他プログラミング言語と仲良くなるための心得
はじめに
この記事は SmartHR Advent Calendar 2024 シリーズ2 の24日目の記事です。
こんにちは、株式会社SmartHR でプロダクトエンジニアをしているN9tE9です。
突然ですが、他プログラミング言語を学んだり、業務で利用経験が浅いプログラミング言語を利用するときハードルが高いと感じることはないでしょうか?
僕は前職では golang をメインで使っていましたが、転職を機に Ruby(Ruby on Rails) をメインで使うようになりました。
Ruby を学ぶ過程で感じた新しい言語を習得する際のハードルがありましたが、業務上で支障がない程度で Ruby を書くことができるようになりました。

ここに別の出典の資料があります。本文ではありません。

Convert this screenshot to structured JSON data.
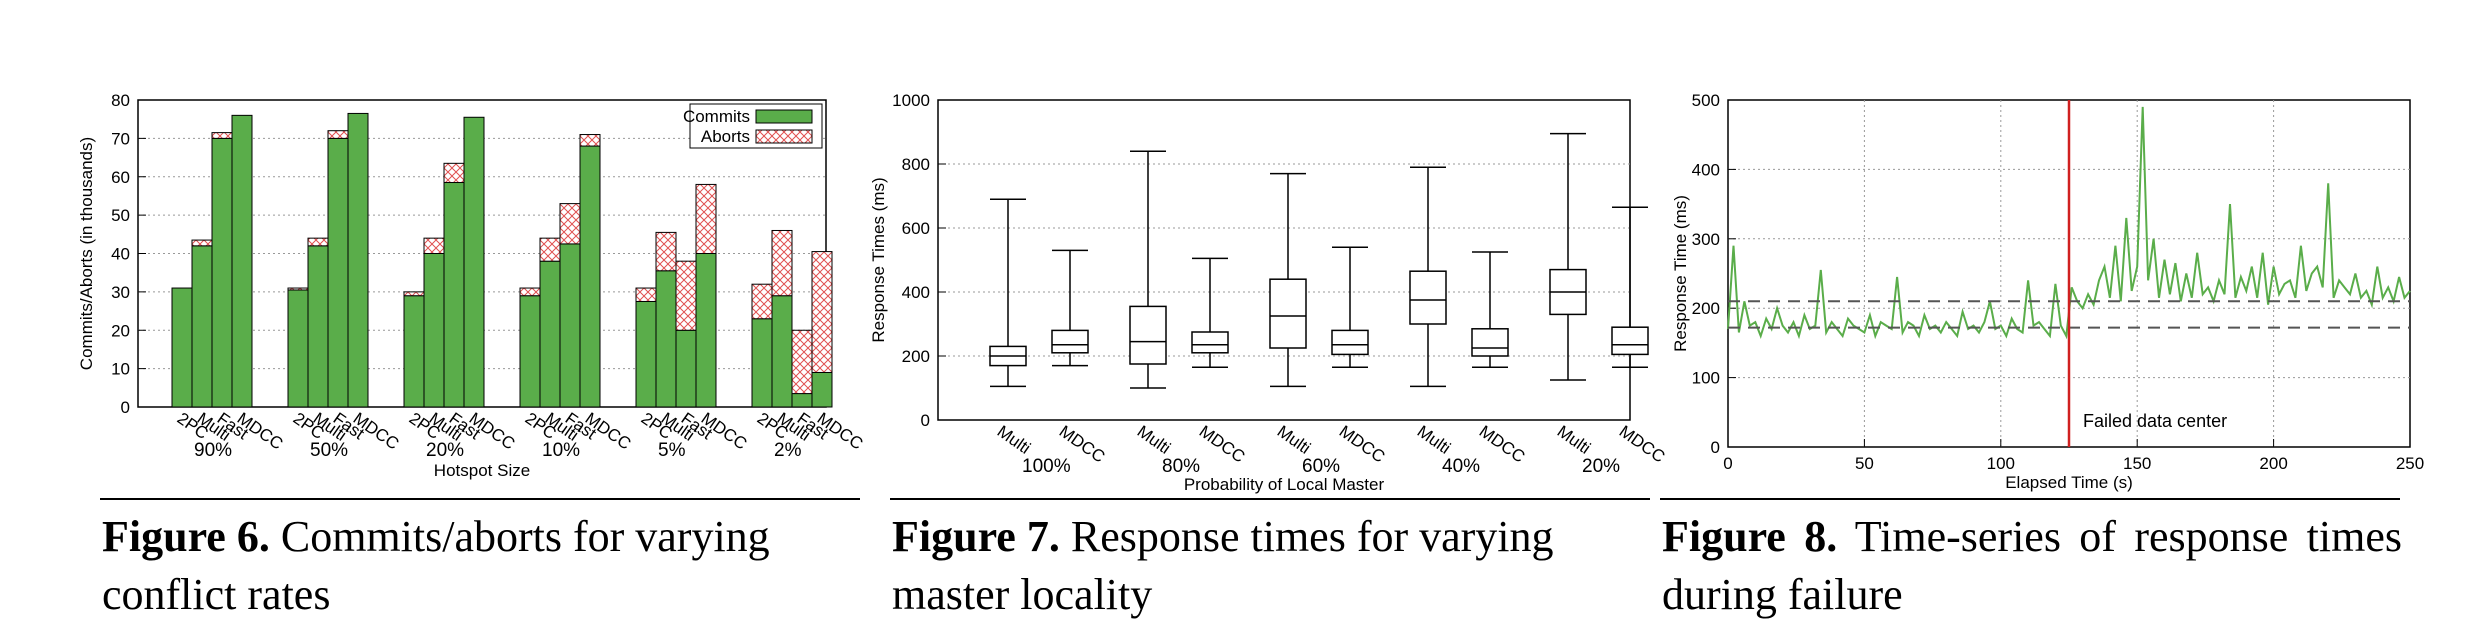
{
  "figures": [
    {
      "caption_label": "Figure 6.",
      "caption_text": "Commits/aborts for varying conflict rates"
    },
    {
      "caption_label": "Figure 7.",
      "caption_text": "Response times for varying master locality"
    },
    {
      "caption_label": "Figure 8.",
      "caption_text": "Time-series of response times during failure"
    }
  ],
  "chart_data": [
    {
      "type": "bar",
      "stacked": true,
      "ylabel": "Commits/Aborts (in thousands)",
      "xlabel": "Hotspot Size",
      "ylim": [
        0,
        80
      ],
      "yticks": [
        0,
        10,
        20,
        30,
        40,
        50,
        60,
        70,
        80
      ],
      "grid": true,
      "legend_position": "top-right",
      "legend": [
        "Commits",
        "Aborts"
      ],
      "colors": {
        "commits": "#5aad4a",
        "aborts": "#e05050"
      },
      "protocols": [
        "2PC",
        "Multi",
        "Fast",
        "MDCC"
      ],
      "groups": [
        {
          "label": "90%",
          "commits": [
            31,
            42,
            70,
            76
          ],
          "aborts": [
            0,
            1.5,
            1.5,
            0
          ]
        },
        {
          "label": "50%",
          "commits": [
            30.5,
            42,
            70,
            76.5
          ],
          "aborts": [
            0.5,
            2,
            2,
            0
          ]
        },
        {
          "label": "20%",
          "commits": [
            29,
            40,
            58.5,
            75.5
          ],
          "aborts": [
            1,
            4,
            5,
            0
          ]
        },
        {
          "label": "10%",
          "commits": [
            29,
            38,
            42.5,
            68
          ],
          "aborts": [
            2,
            6,
            10.5,
            3
          ]
        },
        {
          "label": "5%",
          "commits": [
            27.5,
            35.5,
            20,
            40
          ],
          "aborts": [
            3.5,
            10,
            18,
            18
          ]
        },
        {
          "label": "2%",
          "commits": [
            23,
            29,
            3.5,
            9
          ],
          "aborts": [
            9,
            17,
            16.5,
            31.5
          ]
        }
      ]
    },
    {
      "type": "boxplot",
      "ylabel": "Response Times (ms)",
      "xlabel": "Probability of Local Master",
      "ylim": [
        0,
        1000
      ],
      "yticks": [
        0,
        200,
        400,
        600,
        800,
        1000
      ],
      "grid": true,
      "protocols": [
        "Multi",
        "MDCC"
      ],
      "groups": [
        {
          "label": "100%",
          "boxes": [
            {
              "min": 105,
              "q1": 170,
              "median": 200,
              "q3": 230,
              "max": 690
            },
            {
              "min": 170,
              "q1": 210,
              "median": 235,
              "q3": 280,
              "max": 530
            }
          ]
        },
        {
          "label": "80%",
          "boxes": [
            {
              "min": 100,
              "q1": 175,
              "median": 245,
              "q3": 355,
              "max": 840
            },
            {
              "min": 165,
              "q1": 210,
              "median": 235,
              "q3": 275,
              "max": 505
            }
          ]
        },
        {
          "label": "60%",
          "boxes": [
            {
              "min": 105,
              "q1": 225,
              "median": 325,
              "q3": 440,
              "max": 770
            },
            {
              "min": 165,
              "q1": 205,
              "median": 235,
              "q3": 280,
              "max": 540
            }
          ]
        },
        {
          "label": "40%",
          "boxes": [
            {
              "min": 105,
              "q1": 300,
              "median": 375,
              "q3": 465,
              "max": 790
            },
            {
              "min": 165,
              "q1": 200,
              "median": 225,
              "q3": 285,
              "max": 525
            }
          ]
        },
        {
          "label": "20%",
          "boxes": [
            {
              "min": 125,
              "q1": 330,
              "median": 400,
              "q3": 470,
              "max": 895
            },
            {
              "min": 165,
              "q1": 205,
              "median": 235,
              "q3": 290,
              "max": 665
            }
          ]
        }
      ]
    },
    {
      "type": "line",
      "ylabel": "Response Time (ms)",
      "xlabel": "Elapsed Time (s)",
      "xlim": [
        0,
        250
      ],
      "ylim": [
        0,
        500
      ],
      "xticks": [
        0,
        50,
        100,
        150,
        200,
        250
      ],
      "yticks": [
        0,
        100,
        200,
        300,
        400,
        500
      ],
      "grid": true,
      "series_color": "#5aad4a",
      "failure_time": 125,
      "failure_label": "Failed data center",
      "reference_lines": [
        172,
        210
      ],
      "series": [
        {
          "x": [
            0,
            2,
            4,
            6,
            8,
            10,
            12,
            14,
            16,
            18,
            20,
            22,
            24,
            26,
            28,
            30,
            32,
            34,
            36,
            38,
            40,
            42,
            44,
            46,
            48,
            50,
            52,
            54,
            56,
            58,
            60,
            62,
            64,
            66,
            68,
            70,
            72,
            74,
            76,
            78,
            80,
            82,
            84,
            86,
            88,
            90,
            92,
            94,
            96,
            98,
            100,
            102,
            104,
            106,
            108,
            110,
            112,
            114,
            116,
            118,
            120,
            122,
            124,
            126,
            128,
            130,
            132,
            134,
            136,
            138,
            140,
            142,
            144,
            146,
            148,
            150,
            152,
            154,
            156,
            158,
            160,
            162,
            164,
            166,
            168,
            170,
            172,
            174,
            176,
            178,
            180,
            182,
            184,
            186,
            188,
            190,
            192,
            194,
            196,
            198,
            200,
            202,
            204,
            206,
            208,
            210,
            212,
            214,
            216,
            218,
            220,
            222,
            224,
            226,
            228,
            230,
            232,
            234,
            236,
            238,
            240,
            242,
            244,
            246,
            248,
            250
          ],
          "y": [
            170,
            290,
            165,
            210,
            175,
            180,
            160,
            185,
            170,
            200,
            175,
            165,
            180,
            160,
            190,
            170,
            175,
            255,
            165,
            180,
            170,
            160,
            185,
            175,
            170,
            165,
            190,
            160,
            180,
            175,
            170,
            245,
            165,
            180,
            175,
            160,
            190,
            170,
            175,
            165,
            180,
            170,
            160,
            195,
            170,
            175,
            165,
            180,
            210,
            170,
            175,
            160,
            185,
            170,
            165,
            240,
            175,
            180,
            170,
            160,
            235,
            175,
            160,
            230,
            210,
            200,
            220,
            205,
            240,
            260,
            215,
            290,
            210,
            330,
            225,
            260,
            490,
            240,
            300,
            215,
            270,
            220,
            265,
            210,
            250,
            215,
            280,
            220,
            230,
            210,
            240,
            220,
            350,
            215,
            245,
            225,
            260,
            215,
            280,
            205,
            260,
            220,
            235,
            240,
            215,
            290,
            225,
            250,
            260,
            230,
            380,
            215,
            240,
            230,
            220,
            250,
            215,
            225,
            205,
            260,
            215,
            230,
            210,
            245,
            215,
            225
          ]
        }
      ]
    }
  ]
}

今回はこの経験を通して、新しいプログラミング言語を学ぶ心得に気付けたので、それをお伝えできたらと思います。
どのようなハードルがあったのか?
僕は、主に以下の2つの観点からハードルを感じました。
- コーディング時のハードル
- デバッグ時のハードル
コーディング時に感じたハードル
Ruby の表現の豊かさ
Ruby は、非常に表現が豊かな言語で、同じ処理を書く場合でも複数の表現方法があります。
この表現方法を覚えるという部分で若干苦労しました。
例を挙げると numbered parameter や キーワード引数の省略、スプラット演算子を使った配列の展開 といったもの具合のものです。
魔術
動的型付け言語のコードジャンプが一意に定まらない場合にロジックを見失ってしまうケースが最初の方に多々ありました。
Rails は、便利なメソッドを生やしてくれる一方で、自分が認知していない多くのメソッドが自動的に実装されます。

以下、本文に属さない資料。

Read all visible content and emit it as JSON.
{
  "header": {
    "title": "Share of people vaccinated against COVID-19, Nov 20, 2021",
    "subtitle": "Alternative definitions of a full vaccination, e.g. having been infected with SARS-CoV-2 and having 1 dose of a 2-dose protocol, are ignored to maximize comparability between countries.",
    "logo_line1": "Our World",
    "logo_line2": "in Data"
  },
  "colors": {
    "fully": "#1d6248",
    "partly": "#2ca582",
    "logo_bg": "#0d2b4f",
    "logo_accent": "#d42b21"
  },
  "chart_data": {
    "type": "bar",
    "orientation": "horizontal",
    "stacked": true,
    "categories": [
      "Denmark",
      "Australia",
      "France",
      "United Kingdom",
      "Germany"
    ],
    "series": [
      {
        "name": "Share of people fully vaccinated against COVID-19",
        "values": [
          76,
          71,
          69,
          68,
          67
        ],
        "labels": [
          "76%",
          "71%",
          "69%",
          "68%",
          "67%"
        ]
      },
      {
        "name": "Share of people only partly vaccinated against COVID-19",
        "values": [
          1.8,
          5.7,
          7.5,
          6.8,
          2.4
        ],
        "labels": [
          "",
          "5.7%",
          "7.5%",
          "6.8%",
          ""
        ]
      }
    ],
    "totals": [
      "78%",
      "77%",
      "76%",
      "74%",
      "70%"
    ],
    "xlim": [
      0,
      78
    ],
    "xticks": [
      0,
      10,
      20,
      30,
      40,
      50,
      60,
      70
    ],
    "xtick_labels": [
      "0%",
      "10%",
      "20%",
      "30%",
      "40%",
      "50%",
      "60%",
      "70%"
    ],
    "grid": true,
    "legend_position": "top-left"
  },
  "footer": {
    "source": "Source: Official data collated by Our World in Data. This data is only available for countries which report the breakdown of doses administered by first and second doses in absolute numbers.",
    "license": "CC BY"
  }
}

自分が認知していないメソッドが呼び出されている場所は、公式ドキュメントや技術ブログから挙動を読み解く必要がありました。
メタプログラミング
Ruby は、 __send__
や public_send
といったメソッドを利用してメタプログラミングができます。
メタプログラミングが利用されている場所ではどのメソッドが呼び出されているかコードジャンプができないので、コードベース全体に対して grep をして追う必要がありました。
デバッグ時に感じたハードル
インタプリタ言語の特性
ruby は、インタプリタ言語なのでランタイム時に呼び出すメソッドやクラスが決まります。
デバッグ時は、binding.pry
をコード中に仕込んで実行し、コンソールでデバッグをするという具合です。コンソールでは .inspect
といったメソッドで中に入っている値を確認しつつ、デバッグを進めます。
このデバッグ方法は、処理や値を追いやすく開発者体験としてもとても良いですし、業務でもよく利用します。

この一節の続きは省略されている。